Photo: Cory DeStein

Get southern mountain caribou the protection they need

The federal government is failing to meet its legal obligation to protect threatened southern mountain caribou.

According to Canada’s Species At Risk Act, southern mountain caribou — and the forests they call home — should be protected. Yet Environment Canada, the body responsible for enforcing those protections, has stood by idly while British Columbia allows the destruction of critical caribou habitat. Now, eight of the 18 caribou herds in southern and central B.C. are gone — and more are set to follow.

Join us in telling Minister Guilbeault and Environment Canada that it’s time for real action.

 

Industrial disturbance in low elevation caribou ranges is very high, so much so that caribou are no longer migrating in the same way they have for millennia. Photo: Bailey Repp

 

In the last 20 years, over 310,000 hectares of deep-snow caribou habitat have been logged in B.C, destroying many of the old and mature forests that are essential to the survival of these herds.
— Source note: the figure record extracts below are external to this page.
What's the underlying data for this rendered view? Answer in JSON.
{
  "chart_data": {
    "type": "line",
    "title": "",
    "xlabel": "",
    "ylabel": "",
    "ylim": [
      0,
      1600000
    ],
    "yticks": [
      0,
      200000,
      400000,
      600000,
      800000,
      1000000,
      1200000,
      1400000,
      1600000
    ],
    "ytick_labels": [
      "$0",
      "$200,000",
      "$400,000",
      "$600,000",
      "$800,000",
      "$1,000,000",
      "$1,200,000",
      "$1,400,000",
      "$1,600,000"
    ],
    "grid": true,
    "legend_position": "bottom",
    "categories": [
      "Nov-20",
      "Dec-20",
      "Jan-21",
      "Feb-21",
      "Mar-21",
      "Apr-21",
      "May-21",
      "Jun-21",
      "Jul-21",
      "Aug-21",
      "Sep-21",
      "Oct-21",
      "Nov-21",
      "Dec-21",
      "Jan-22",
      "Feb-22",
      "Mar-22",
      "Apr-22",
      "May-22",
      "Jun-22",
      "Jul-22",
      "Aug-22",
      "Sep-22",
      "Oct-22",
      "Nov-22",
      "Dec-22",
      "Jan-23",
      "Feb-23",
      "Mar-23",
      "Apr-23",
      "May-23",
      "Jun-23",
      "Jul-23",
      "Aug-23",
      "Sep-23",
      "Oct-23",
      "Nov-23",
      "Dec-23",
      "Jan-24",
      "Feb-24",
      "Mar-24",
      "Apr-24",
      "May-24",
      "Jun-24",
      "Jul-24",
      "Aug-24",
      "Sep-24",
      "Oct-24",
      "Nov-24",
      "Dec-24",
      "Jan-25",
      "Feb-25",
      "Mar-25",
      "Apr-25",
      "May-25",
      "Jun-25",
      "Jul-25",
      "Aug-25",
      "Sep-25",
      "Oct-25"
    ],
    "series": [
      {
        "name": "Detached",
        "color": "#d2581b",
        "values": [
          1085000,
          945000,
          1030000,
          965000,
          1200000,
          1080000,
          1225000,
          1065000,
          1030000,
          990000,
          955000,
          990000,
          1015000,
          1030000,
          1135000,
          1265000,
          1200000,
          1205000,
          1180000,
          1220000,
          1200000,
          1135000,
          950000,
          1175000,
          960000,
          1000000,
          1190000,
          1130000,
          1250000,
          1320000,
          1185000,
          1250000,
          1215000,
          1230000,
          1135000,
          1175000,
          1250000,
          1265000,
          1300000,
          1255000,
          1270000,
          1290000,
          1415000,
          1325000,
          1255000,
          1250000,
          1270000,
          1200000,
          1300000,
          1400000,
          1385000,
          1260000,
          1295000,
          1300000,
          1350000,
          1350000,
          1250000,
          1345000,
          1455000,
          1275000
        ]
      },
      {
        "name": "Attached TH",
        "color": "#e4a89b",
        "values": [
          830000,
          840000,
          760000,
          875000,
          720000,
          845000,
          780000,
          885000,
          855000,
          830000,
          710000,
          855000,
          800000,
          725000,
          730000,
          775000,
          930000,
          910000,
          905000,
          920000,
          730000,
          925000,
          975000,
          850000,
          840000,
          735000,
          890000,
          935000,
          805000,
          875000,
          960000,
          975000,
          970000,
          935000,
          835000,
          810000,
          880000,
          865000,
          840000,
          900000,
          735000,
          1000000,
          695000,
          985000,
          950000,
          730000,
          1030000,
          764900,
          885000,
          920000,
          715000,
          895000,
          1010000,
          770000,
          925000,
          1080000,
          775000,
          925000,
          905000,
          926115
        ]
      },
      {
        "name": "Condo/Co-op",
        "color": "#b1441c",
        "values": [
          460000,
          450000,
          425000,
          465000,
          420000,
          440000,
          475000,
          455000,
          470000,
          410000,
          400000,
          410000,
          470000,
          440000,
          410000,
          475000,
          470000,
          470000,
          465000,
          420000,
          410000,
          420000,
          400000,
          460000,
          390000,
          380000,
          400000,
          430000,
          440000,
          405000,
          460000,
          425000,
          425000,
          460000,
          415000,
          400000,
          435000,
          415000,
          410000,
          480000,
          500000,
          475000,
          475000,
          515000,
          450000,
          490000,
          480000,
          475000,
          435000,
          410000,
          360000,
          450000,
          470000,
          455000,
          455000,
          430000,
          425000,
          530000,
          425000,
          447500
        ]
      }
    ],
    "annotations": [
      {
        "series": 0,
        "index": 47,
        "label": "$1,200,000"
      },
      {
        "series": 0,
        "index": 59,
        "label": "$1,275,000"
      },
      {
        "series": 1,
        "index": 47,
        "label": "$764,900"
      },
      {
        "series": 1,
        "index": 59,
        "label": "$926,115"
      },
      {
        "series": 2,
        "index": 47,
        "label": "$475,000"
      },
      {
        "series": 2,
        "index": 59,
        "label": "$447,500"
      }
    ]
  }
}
Deep-snow caribou are the most threatened of B.C.’s caribou. These animals, which live in southeastern and central B.C., need old-growth forests — they contain lichens that are an essential winter food source. Old growth forests also allow deep-snow caribou to spatially separate themselves from predators like wolves and cougars.

In 2014, Canada released draft maps of where these critical habitats occur. Despite having repeatedly set deadlines to finish them, they remain incomplete. Until these maps are finalized, proper protections can’t be enforced, and logging will continue.

Our deep-snow caribou can’t afford more delays. That’s why we need your help to tell Canada’s Minister of Environment and Climate Change, Steven Guilbeault, that he must urgently act.

We’re calling on Minister Guilbeault and Environment Canada to:

  • Finalize critical habitat maps for southern mountain caribou
  • Incorporate these maps into an amended recovery plan
  • Release an action plan that details how the recovery plan objectives will be achieved — particularly those relating to habitat protection
  • Work with British Columbia to prioritize the immediate protection of deep-snow caribou habitat.